Profitant d’une pause dans les déchaînements harmoniques de l’orchestre, composé de deux musiciens dont l’un lisait à voix haute les partitions que son camarade, aveugle, exécutait, Adelphin entraîna son ami au buffet.

— Alors ? lui dit-il.

— Tu ne peux comprendre… dit Sérafinio.

— Ah ? approuva Adelphin, sans comprendre.

— Cette femme… la Baronne…

— Eh bien ?

— Ah ! rugit Sérafinio, il y a des moments où on a envie de dire… !

— Calme-toi, ami, dit Adelphin. Viens plutôt dans un coin retiré. Nous y converserons en paix.

— Bien dit ! gronda l’autre, sourdement.

Saisissant discrètement cinq bouteilles de champagne et plusieurs assiettes de petits gâteaux, Adelphin entraîna son acolyte vers les régions supérieures.

Ils gravirent une centaine de marches et s’arrêtèrent au premier étage sur un palier doucement éclairé par une coupe de cristal ambré reproduisant dans ses moindres détails le sein gauche de Penthésilée, celui qu’elle s’était fait enlever pour tirer des coups avec son arc.

Après un bref regard à cette œuvre d’art, Sérafinio saisit le bras d’Adelphin qui laissa choir dix-sept macarons et quatre babas au rhum et le mena vers une porte d’apparence anodine sous laquelle un rai de lumière ne filtrait pas, indiquant avec une bonne approximation que la pièce correspondante était vide.

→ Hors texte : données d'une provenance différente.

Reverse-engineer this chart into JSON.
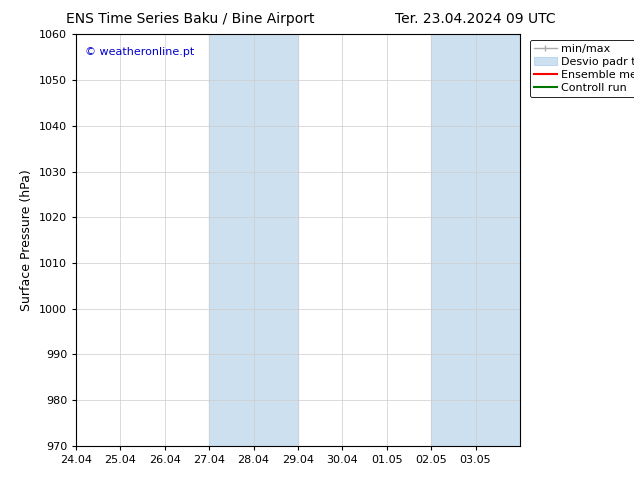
{
  "title_left": "ENS Time Series Baku / Bine Airport",
  "title_right": "Ter. 23.04.2024 09 UTC",
  "ylabel": "Surface Pressure (hPa)",
  "ylim": [
    970,
    1060
  ],
  "yticks": [
    970,
    980,
    990,
    1000,
    1010,
    1020,
    1030,
    1040,
    1050,
    1060
  ],
  "xtick_labels": [
    "24.04",
    "25.04",
    "26.04",
    "27.04",
    "28.04",
    "29.04",
    "30.04",
    "01.05",
    "02.05",
    "03.05"
  ],
  "copyright_text": "© weatheronline.pt",
  "copyright_color": "#0000cc",
  "bg_color": "#ffffff",
  "plot_bg_color": "#ffffff",
  "shaded_regions": [
    {
      "xstart": "2024-04-27",
      "xend": "2024-04-29",
      "color": "#cce0f0"
    },
    {
      "xstart": "2024-05-02",
      "xend": "2024-05-04",
      "color": "#cce0f0"
    }
  ],
  "legend_entries": [
    {
      "label": "min/max",
      "color": "#aaaaaa"
    },
    {
      "label": "Desvio padr tilde;o",
      "color": "#cce0f0"
    },
    {
      "label": "Ensemble mean run",
      "color": "#ff0000"
    },
    {
      "label": "Controll run",
      "color": "#006600"
    }
  ],
  "title_fontsize": 10,
  "axis_label_fontsize": 9,
  "tick_fontsize": 8,
  "legend_fontsize": 8,
  "grid_color": "#cccccc",
  "spine_color": "#000000"
}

Adelphin, de son index gauche libre, fit jouer la gâchette et la porte s’ouvrit sans bruit. Avisant une table de bridge, éclairée par la lumière du palier, il y déposa son butin, alla ramasser les gâteaux renversés quelques instants auparavant et les précipita dans la cage de l’escalier sur le crâne poli d’un ancien sapeur de la Garde qui s’épongeait précisément l’occiput avec une rame de papier brouillard.

Il rejoignit Sérafinio dans la pièce qu’ils avaient décidé d’annexer et referma sur eux deux la porte, à double tour.

Le sapeur de la Garde avait pris une autre rame.